ISSN 2385-1376
Testo massima
Ai fini della sufficienza della motivazione della sentenza, il giudice non può, quando esamina i fatti di prova, limitarsi ad enunciare il giudizio nel quale consiste la sua valutazione, perché questo è il solo contenuto assertivo della complessa dichiarazione motivazionale, ma deve impegnarsi anche nella descrizione del processo cognitivo attraverso il quale è passato dalla sua situazione d’iniziale ignoranza dei fatti alla situazione finale costituita dal giudizio, che rappresenta il necessario contenuto dimostrativo della dichiarazione stessa.
Questo il principio espresso dalla Corte di Cassazione, Sezione Quinta, Pres. Piccininni Rel- Cirillo, con la sentenza n. 24784, depositata in data 04.12.2015.
Nel caso in esame, un contribuente, nei cui confronti venivano accertate attività fiscalmente non dichiarate di fisioterapista e mediatore, impugnava i relativi atti impositivi (IVA) innanzi alla competente Commissione Tributaria Provinciale, la cui decisione, favorevole al ricorrente, veniva poi riformata in appello dalla Commissione Tributaria Regionale del Lazio.

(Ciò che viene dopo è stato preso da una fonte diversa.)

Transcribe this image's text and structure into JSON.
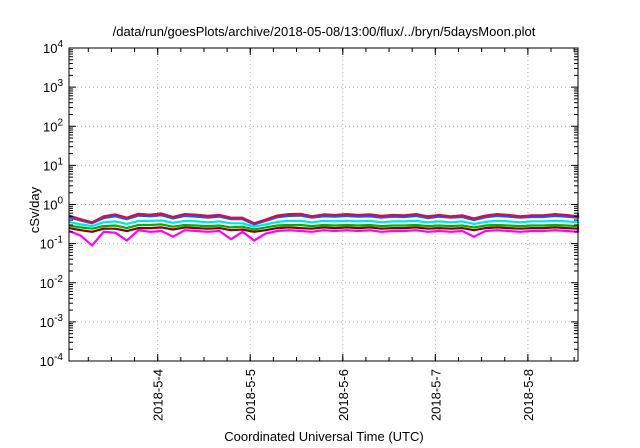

In particolare, quest’ultima rilevava che “la sentenza penale di proscioglimento dai reati fiscali ascritti al contribuente non possa avere efficacia determinante e vincolante nel processo tributario, essendo l’ottica del giudice penale e del giudice tributario completamente diverse“, accertando altresì l’adeguata motivazione degli atti impositivi e la piena validità delle cartelle esattoriali, emesse a seguito di accertamenti legittimi.
Avverso tale decisione, proponeva ricorso per cassazione il contribuente, assumendo che la CTR, accogliendo l’appello, “non avesse speso neppure una parola in merito alle ragioni che l’avrebbero indotta a disattendere le specifiche giustificazioni fornite dal contribuente in relazione ai singoli movimenti contestati“.
La Cassazione, nel motivare l’accoglimento del ricorso, ha preliminarmente rilevato la lacunosità della sentenza appellata, “perché si sofferma solo sulla ‘non rilevanza’ del proscioglimento penale del contribuente, mentre le difese di merito mirano, tra l’altro, a limitare significativamente l’ammontare degli assegni rimasti privi di giustificazione“.
Invero, dalla documentazione versata agli atti di causa, emergeva che le movimentazioni bancarie non giustificate dal contribuente, a fronte di un imponibile di oltre 436 milioni di vecchie lire, ammontavano a poco più di 26 milioni di vecchie lire. Sulla scorta di tale rilievo, il Collegio ha ritenuto che “il giudice d’appello, una volta negato che la sentenza penale di proscioglimento non spiega automatica efficacia dinanzi al giudice tributario, avrebbe dovuto procedere all’analitica ricostruzione delle movimentazioni bancarie, con la comparazione in dettaglio delle singole registrazioni di conto corrente contestate dal fisco e della documentazione giustificativa addotta a discarico dal contribuente e giungere, se del caso, alla riduzione dell’imponibile evaso per la corretta contabilizzazione dell’imposizione sul valore aggiunto e degli accessori consequenziali“.
Avendo la CTR omesso siffatte indagini, limitandosi ad affermare che “l’ufficio ha ripreso a tassazione i versamenti non giustificati (peraltro solo questi)“, la Cassazione ha ritenuto insufficiente la motivazione dell’impugnata sentenza, disponendo pertanto l’accoglimento del ricorso, la cassazione della sentenza ed il rinvio alla CTR del Lazio in diversa composizione.